Star-Bulletin Features


Tuesday, March 23, 1999



By George F. Lee, Star-Bulletin
Christie Yu-Ling Chang uses a bottle of scent to help bring
a Chinese story alive to a group of students at Star of the Sea School
.



New way to
learn Chinese

Hawaii teacher gives traditional
texts an American character

By Betty Shimabukuro
Star-Bulletin

Tapa

Art Once there lived an old man whose house was at the foot of a mountain. He grew tired of having to walk around the mountain to get to the other side, so he decided to move the mountain. Shovel by shovel he worked, eventually committing his children and grandchildren to the task.

This is where children typically call out, "Why don't they just MOVE?"

The traditional Chinese tale is supposed to teach persistence, patience and loyalty to the family home, but American kids don't get it, says Christie Yu-Ling Chang. Yet the story is typical of those found in Chinese-language textbooks.

Chang, a native of Taiwan, is a University of Hawaii doctoral candidate in linguistics and a Mandarin teacher. She estimates she has taught at half of Oahu's 11 Chinese-language schools.

The schools use textbooks from Hong Kong full of stories that are culturally incomprehensible to most American-born Chinese students, Chang says, and this results in difficulty getting students to focus on their language studies. "They just don't see why we are learning Chinese in America."

Chang has teamed up with Flora Lu of the Lucoral Museum and several other Chinese-speakers to produce a new-generation textbook pertinent to American-born Chinese.

Thus the program's name -- Project ABC. Chang is principal investigator; Lu is administrator.

Their aim is to produce a book of stories in Chinese about Hawaii's Chinese people. Chang has begun by interviewing some renowned seniors -- Dr. Francis Lum, Hawaii's first Chinese surgeon, and former U.S. Sen. Hiram Fong, among others.

"Kids need local stories they can read and relate to," she says. "If we can give them stories, especially local stories about people here, maybe children can draw personal experience from these stories."

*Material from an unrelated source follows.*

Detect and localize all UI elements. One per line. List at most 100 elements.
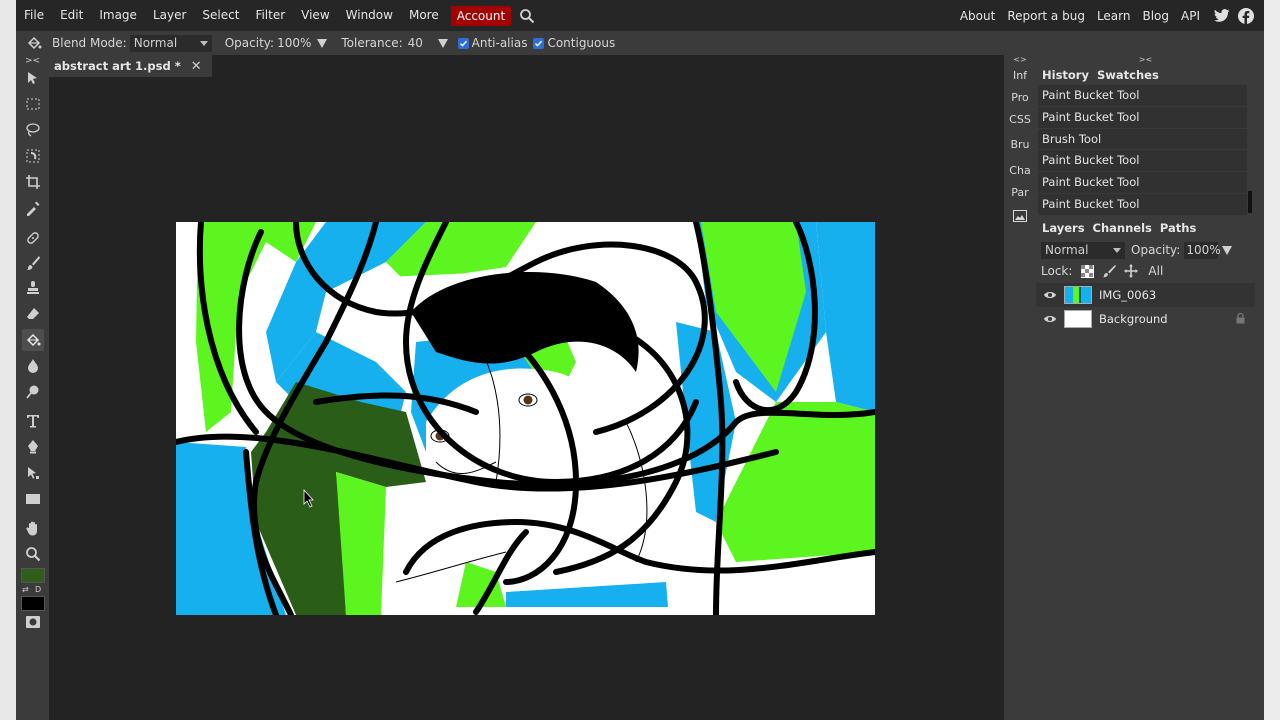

And in doing so, learn Chinese.

Chang hopes to finish a first draft of the book by the end of the year. She also wants children to contribute stories and illustrations about growing up in Hawaii and hopes they will interview their own grandparents for information.

The finished product then will serve not only as a language text, but an important collection of stories preserving the history of the Chinese in Hawaii.

"Basically, we see ourselves as a bridge," Chang says. "We connect generations and we connect American-born Chinese with their Chinese heritage."

Tapa

Different strokes

The Chinese name of Christie Yu-Ling Chang's book will be "Wo Shi Zhong Wen Ren," literally, "I Am a MiddleNation Person." This is the way she often hears Hawaii students identify themselves as Chinese. The wording is actually wrong, though, as the character "wen," as they typically write it, actually means culture or literacy, not nation.

"I've always remembered the term as a creative usage, rather than an incorrect one," she says. And it is fitting for Project ABC with it's emphasis on literacy, not national or political identity.